Can you explain what exactly your worry is with GitHub? If you have your repos locally, you can always go somewhere else if/when something happens with GitHub. Except if you rely on things like Github actions or other features that are harder to move.
Well, one day MS could shut everything down or charge a lot of money to continue using the services. Almost all open source projects are currently hosted on Github (and rely on their services).
Yes, the code is replicated on thousands of machines around the web, but this concentration of control by a single company is extremely dangerous in my opinion.
The way events are unfolding these days, I'm really worried about what could happen.
Take for example Starlink and Ukraine... The USA threatened to shut down the internet service if Ukraine won't sign the rare minerals deal. A deal that would make Ukraine a colony of USA.
The contexts aren't the same. You aren't a captive audience with GitHub, and the "concentration of control by a single company" makes it sound like they forced us to use their service. We chose to gather there because of critical mass, similar to ig, FB, etc.
Starlink is a legitimate concern because in some places there were no other choice, hence a captive audience.
Sure, but the strategy of US companies has been the same for many years.
Take for example Gmail: I remember 10 years ago it was free even for companies up to 100 users, then 50, then 10, then 0... The same with Google Maps, before it was free and later, after reaching a large user base, they changed the terms and above a certain number of visits per month it is a paid service.
Nothing wrong with that of course, but once you are inside their services, they make it really difficult to change providers. It is possible, of course, but in some cases it requires a relevant effort and many prefer to pay after being lured with very different promises.
I recently read the story of how Google took over Yahoo! as a search engine, they used a "Troy horse" ... and when Yahoo! discovered what happened it was too late.
Back to Github and MS ... MS has a very long history of trying to boycott Linux in any way possible (and I also remember what they did to BeOS) ... I think these are very valid reasons not to trust them. They didn't buy GitHub because they're nice and want to help open source ... the first thing they did was kill the Atom IDE. VS is full of trackers,yes it is open source, but also a mean to steal data and information directly from the computer of the developer.
The main problem for me here is the lack of principles, values. The only principle they follow is to try to become overly rich in some way. The US companies have a long history of trying in every legal and almost legal way to avoid paying taxes.

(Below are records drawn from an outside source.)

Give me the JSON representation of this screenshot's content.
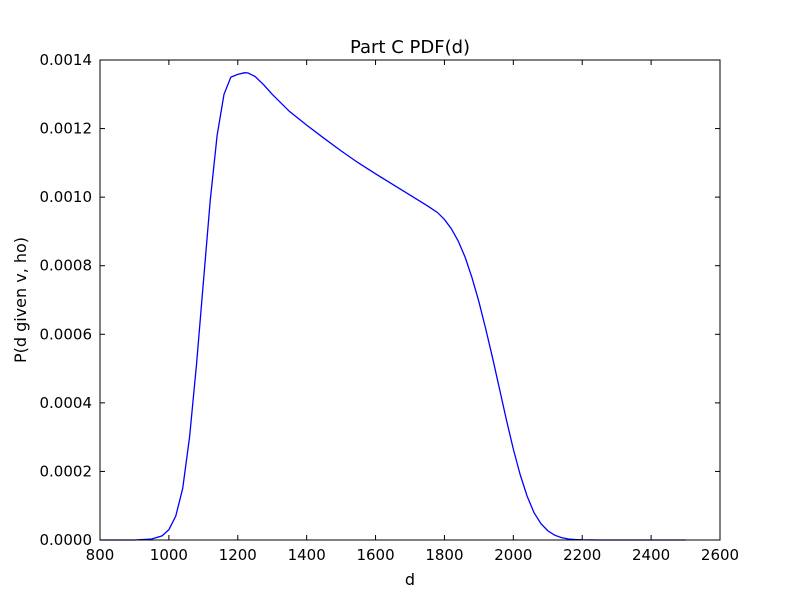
{
  "chart_data": {
    "type": "line",
    "title": "Part C PDF(d)",
    "xlabel": "d",
    "ylabel": "P(d given v, ho)",
    "xlim": [
      800,
      2600
    ],
    "ylim": [
      0,
      0.0014
    ],
    "xticks": [
      800,
      1000,
      1200,
      1400,
      1600,
      1800,
      2000,
      2200,
      2400,
      2600
    ],
    "yticks": [
      0,
      0.0002,
      0.0004,
      0.0006,
      0.0008,
      0.001,
      0.0012,
      0.0014
    ],
    "xtick_labels": [
      "800",
      "1000",
      "1200",
      "1400",
      "1600",
      "1800",
      "2000",
      "2200",
      "2400",
      "2600"
    ],
    "ytick_labels": [
      "0.0000",
      "0.0002",
      "0.0004",
      "0.0006",
      "0.0008",
      "0.0010",
      "0.0012",
      "0.0014"
    ],
    "grid": false,
    "line_color": "#0000ff",
    "series": [
      {
        "x": [
          800,
          900,
          950,
          980,
          1000,
          1020,
          1040,
          1060,
          1080,
          1100,
          1120,
          1140,
          1160,
          1180,
          1200,
          1220,
          1230,
          1250,
          1275,
          1300,
          1350,
          1400,
          1450,
          1500,
          1550,
          1600,
          1650,
          1700,
          1750,
          1780,
          1800,
          1820,
          1840,
          1860,
          1880,
          1900,
          1920,
          1940,
          1960,
          1980,
          2000,
          2020,
          2040,
          2060,
          2080,
          2100,
          2120,
          2140,
          2160,
          2180,
          2200,
          2250,
          2300,
          2350,
          2400,
          2500
        ],
        "y": [
          0,
          0,
          3e-06,
          1.2e-05,
          3e-05,
          7e-05,
          0.00015,
          0.0003,
          0.00051,
          0.00075,
          0.00099,
          0.00118,
          0.0013,
          0.00135,
          0.001358,
          0.001363,
          0.001362,
          0.001352,
          0.001328,
          0.0013,
          0.00125,
          0.00121,
          0.001172,
          0.001135,
          0.0011,
          0.001068,
          0.001037,
          0.001006,
          0.000975,
          0.000955,
          0.000935,
          0.000908,
          0.000872,
          0.000825,
          0.000765,
          0.000695,
          0.000615,
          0.00053,
          0.00044,
          0.00035,
          0.000265,
          0.00019,
          0.000128,
          8e-05,
          4.8e-05,
          2.7e-05,
          1.4e-05,
          7e-06,
          3e-06,
          1.5e-06,
          6e-07,
          1e-07,
          0,
          0,
          0,
          0
        ]
      }
    ]
  }
}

Until a few years ago, Amazon was always in loss in Italy because they transferred the profits (as inflated costs) to their subsidiary in Ireland and the Italian taxpayers gave back every year millions of Euros to Amazon as tax credits.
This is not capitalism ...
The number of people who don’t know git is decentralized and instead equate git with GitHub is staggering. Glad to see that’s not the case with parent, but seeing people thinking you must have a GitHub account to use git at all is very common.
Launchpad.net offers project management and git code hosting and is run by a UK company (Canonical).
Are they still alive? i am somewhat hard-opponent of git, and still use bazaar - now breezy - as main repo storage, and only keep github as copy for PR, eh public relations, i.e. for jobhunt.
Are they still project-based? instead of person-based? It's the Person-based thing a-la-social-network that rocketed github into skies.. not git or MS
Great thing about git is it's distributed. I use Gitlab as my main repo, but I set Github as a remote, and I keep a copy on my hosted version of Gitlab. If Github disappears tomorrow I'd lose my issue tracking but that's about it.
I'm with you there. I still use Github regularly, but I recently spent time setting up Gickup to mirror all my repos to codeberg. I'm also looking at the git-sync tool to just backup all my github repos locally.